Mozart composed this motet for accompanied four-part chorus in June 1791 at the request of Anton Stoll, the local organist and choirmaster in the small spa town of Baden, not far from Vienna, where Mozart’s wife Constanze spent the last weeks of her sixth pregnancy. In gratitude to Stoll, who looked after his wife while Mozart was going back and forth to Vienna, the composer set the fourteenth-century Eucharistic hymn Ave verum Corpus (Hail, true Body) to music, to be performed on the feast of Corpus Christi.

A musical miniature of only forty-six bars, the motet is famed for being one of the most perfect, yet simple expressions of devotion ever composed. Unadorned and easily understood, the subtle harmonic shifts in the writing perfectly respond to the meaning of the text, such as the achingly beautiful chromaticisms underlining the crucial words ‘immolatum’ (offered in sacrifice) and ‘perforatum’ (pierced).

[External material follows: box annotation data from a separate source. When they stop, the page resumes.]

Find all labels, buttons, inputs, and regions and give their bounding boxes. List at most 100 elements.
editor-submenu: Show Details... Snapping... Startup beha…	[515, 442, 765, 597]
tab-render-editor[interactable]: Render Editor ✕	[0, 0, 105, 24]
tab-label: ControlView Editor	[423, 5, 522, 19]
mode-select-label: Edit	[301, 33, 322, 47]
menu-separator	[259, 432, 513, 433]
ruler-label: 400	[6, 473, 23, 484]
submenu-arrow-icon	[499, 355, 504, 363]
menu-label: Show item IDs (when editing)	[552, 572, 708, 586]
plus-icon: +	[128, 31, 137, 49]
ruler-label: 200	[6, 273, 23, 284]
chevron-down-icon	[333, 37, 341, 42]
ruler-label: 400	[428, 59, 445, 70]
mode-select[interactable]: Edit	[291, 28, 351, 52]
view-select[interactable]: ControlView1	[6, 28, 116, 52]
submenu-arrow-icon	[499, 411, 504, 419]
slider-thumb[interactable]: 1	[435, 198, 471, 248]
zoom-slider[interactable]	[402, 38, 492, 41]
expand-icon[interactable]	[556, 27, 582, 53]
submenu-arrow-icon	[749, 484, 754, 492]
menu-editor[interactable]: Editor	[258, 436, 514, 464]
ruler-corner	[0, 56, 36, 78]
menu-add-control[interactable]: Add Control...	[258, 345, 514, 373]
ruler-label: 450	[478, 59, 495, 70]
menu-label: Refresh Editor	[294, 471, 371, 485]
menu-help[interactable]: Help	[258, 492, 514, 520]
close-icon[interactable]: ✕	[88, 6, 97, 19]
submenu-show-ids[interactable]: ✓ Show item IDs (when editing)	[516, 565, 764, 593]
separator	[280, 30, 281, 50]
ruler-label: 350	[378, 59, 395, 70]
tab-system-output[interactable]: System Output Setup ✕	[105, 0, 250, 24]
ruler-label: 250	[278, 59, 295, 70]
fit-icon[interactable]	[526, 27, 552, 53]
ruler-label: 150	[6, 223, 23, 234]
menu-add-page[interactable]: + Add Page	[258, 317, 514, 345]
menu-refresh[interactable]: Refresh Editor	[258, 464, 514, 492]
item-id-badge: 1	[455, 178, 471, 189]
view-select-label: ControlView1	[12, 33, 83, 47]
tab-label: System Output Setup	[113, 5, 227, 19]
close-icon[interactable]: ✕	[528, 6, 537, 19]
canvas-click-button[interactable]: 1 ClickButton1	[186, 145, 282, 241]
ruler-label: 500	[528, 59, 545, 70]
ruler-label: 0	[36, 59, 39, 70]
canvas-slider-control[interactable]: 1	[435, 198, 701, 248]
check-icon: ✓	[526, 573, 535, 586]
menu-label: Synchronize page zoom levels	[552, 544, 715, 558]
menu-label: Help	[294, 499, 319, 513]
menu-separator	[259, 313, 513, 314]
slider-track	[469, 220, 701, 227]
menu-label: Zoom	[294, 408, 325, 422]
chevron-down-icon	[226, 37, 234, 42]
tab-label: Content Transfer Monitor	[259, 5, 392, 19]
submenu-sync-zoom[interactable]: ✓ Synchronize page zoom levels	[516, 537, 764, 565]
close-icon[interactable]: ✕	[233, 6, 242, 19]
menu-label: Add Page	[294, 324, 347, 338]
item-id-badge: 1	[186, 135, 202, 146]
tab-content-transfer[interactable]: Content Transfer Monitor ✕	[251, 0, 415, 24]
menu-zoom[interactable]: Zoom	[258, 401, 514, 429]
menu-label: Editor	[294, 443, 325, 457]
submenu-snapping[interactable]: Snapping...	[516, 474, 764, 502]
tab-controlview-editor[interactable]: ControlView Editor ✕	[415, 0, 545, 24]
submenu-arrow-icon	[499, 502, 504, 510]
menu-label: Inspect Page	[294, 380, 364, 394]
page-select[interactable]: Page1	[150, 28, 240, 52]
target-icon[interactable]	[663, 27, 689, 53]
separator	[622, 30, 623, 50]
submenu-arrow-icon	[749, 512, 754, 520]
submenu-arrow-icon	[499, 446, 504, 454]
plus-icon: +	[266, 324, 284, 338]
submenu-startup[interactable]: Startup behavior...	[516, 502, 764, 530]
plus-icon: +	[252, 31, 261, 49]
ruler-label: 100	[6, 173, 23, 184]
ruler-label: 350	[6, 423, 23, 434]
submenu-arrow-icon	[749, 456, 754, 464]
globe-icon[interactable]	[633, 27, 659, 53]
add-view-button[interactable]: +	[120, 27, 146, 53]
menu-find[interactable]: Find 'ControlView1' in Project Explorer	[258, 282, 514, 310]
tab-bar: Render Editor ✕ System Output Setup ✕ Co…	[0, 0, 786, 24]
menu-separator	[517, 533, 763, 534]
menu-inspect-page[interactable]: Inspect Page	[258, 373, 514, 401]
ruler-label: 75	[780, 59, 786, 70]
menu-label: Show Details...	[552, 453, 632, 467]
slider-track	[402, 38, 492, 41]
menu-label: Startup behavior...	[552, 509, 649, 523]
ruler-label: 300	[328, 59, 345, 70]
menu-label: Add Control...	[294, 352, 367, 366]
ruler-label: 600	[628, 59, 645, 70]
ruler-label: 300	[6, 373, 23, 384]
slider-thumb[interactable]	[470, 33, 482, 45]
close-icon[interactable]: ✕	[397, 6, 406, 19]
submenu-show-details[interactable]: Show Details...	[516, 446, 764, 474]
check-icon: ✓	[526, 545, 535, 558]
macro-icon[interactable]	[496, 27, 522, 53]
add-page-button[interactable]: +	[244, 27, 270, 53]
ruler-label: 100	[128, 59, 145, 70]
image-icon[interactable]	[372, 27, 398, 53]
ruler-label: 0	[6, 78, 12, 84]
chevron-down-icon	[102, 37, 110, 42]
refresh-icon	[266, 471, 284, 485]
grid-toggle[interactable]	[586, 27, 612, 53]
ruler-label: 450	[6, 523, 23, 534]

The final ‘In mortis examine’, the plea to let Christ’s death be transformed into salvation in our own hour of death, is repeated a second time, with a short moment of intense anxiety, before returning to the reassuring home key of D major

Ave verum Corpus, natum de Maria Virgine:
Vere passum immolatum
in cruce pro homine:
Cuius latus perforatum unda fluxit
et sanguine,
Esto nobis praegustatum in mortis examine.

Hail, true Body, born of the Virgin Mary,
Who truly suffered and was sacrificed
on the Cross for mankind.
From whose pierced side flowed the water and the blood:
Be for us a foretaste in the trial of death.